Le Canadien, de 1806 à 1810, publie autant de couplets que d’articles de fond ; la plupart des écrits sont calculés pour instruire le peuple — le tout est pénétré d’un sentiment national qui ne se dément jamais. Dans le Courrier de Québec (1807) le docteur Jacques Labrie se forme sur ce modèle et donne des leçons d’histoire du Canada fort remarquables pour le temps, bien que assez pauvrement écrites. Nous ne savons ce que valaient les matériaux amassés, durant trente ans, par cet érudit et dont on a tant parlé, ils ont été brûlés dans le sac de Saint-Benoit, en 1837. Le docteur a pris une part active aux affaires publiques, jusqu’à sa mort, en 1831. Sa réputation d’historien est basée sur la participation qu’il a eue si longtemps à nos cercles littéraires et les avis qu’il prodiguait aux jeunes gens attirés vers l’étude de notre passé.

Justin McCarthy, savant et spirituel avocat canadien, sous un nom anglais, publia, en 1809, un excellent dictionnaire de l’ancien Droit du Canada ; c’est une compilation des édits, déclarations, etc., dont les gens de loi tirèrent immédiatement un bon profit et qui est restée longtemps en faveur. Trois années auparavant, William Vondenvelden, arpenteur, avait publié, de concert avec Louis Charland, des extraits des titres seigneuriaux, complétant ainsi les ouvrages si utiles de Cugnet.
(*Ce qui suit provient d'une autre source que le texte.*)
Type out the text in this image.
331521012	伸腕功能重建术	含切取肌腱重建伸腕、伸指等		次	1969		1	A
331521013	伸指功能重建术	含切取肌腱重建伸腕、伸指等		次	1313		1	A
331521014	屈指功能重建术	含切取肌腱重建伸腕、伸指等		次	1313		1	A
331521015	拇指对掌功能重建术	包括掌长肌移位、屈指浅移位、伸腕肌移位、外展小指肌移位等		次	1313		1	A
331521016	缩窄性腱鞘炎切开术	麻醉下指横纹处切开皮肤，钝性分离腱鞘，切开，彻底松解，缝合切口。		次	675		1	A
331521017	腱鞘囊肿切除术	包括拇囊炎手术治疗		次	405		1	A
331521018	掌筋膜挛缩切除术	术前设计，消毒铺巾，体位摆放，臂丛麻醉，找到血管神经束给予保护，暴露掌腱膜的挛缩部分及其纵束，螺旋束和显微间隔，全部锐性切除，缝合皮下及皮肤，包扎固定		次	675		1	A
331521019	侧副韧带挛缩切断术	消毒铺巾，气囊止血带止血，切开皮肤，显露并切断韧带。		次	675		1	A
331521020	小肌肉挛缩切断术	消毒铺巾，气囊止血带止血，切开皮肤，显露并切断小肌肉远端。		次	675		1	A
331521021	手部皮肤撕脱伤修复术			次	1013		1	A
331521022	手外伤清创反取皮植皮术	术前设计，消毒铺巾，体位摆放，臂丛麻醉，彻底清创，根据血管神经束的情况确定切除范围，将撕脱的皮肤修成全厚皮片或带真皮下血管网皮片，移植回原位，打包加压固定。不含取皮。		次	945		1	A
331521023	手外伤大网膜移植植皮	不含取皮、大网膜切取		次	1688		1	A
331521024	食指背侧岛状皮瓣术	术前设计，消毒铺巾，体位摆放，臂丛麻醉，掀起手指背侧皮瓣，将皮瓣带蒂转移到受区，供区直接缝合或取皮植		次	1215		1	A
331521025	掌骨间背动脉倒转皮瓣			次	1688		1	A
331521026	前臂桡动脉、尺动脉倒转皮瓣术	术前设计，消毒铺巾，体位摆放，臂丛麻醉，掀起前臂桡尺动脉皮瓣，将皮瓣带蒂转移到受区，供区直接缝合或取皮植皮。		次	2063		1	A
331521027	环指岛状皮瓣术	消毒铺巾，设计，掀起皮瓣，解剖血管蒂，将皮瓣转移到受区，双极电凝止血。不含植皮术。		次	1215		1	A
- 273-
En 1809, Jean-Antoine Bouthillier, rédacteur ostensible du Canadien, mit au jour un traité d’arithmétique à l’usage des écoles, parce que les livres de cette classe étaient rares depuis quelques années, à cause de la guerre qui nous empêchait de les importer de France.

La Société Littéraire de Québec, qui florissait en 1809, avait pour secrétaire Louis Plamondon, avocat de talent, orateur et écrivain, le même qui fut plus tard président de la société d’encouragement aux arts et aux sciences, fondée dans cette ville.

D’après ce que nous voyons, il est tout à fait contraire à la vérité de dire que les Canadiens se montraient alors indifférents pour la culture des lettres. Nous ne faisons guère mieux aujourd’hui et cependant nous sommes fiers de nos travaux. Alors comme à présent, les bonnes plumes de la chambre d’assemblée et les orateurs les plus écoutés en politique, se faisaient un honneur et un devoir de figurer dans notre petit monde littéraire. Ils activaient l’enthousiasme national, semaient des idées neuves, armaient l’esprit des Canadiens pour les combats de l’avenir. Ceux qui les attaquent de nos jours savent cela. Pourquoi cherchent-ils à faire passer pour des barbares, ces hommes qui marchaient à la tête des choses de l’intelligence ? Que ne blâment-ils plutôt cette clique enragée de journalistes anglais dont les articles, réunis en volumes, feraient honte à leur race. Avec des instincts d’esclaves, ces derniers n’ont servi que les caprices de leurs maîtres.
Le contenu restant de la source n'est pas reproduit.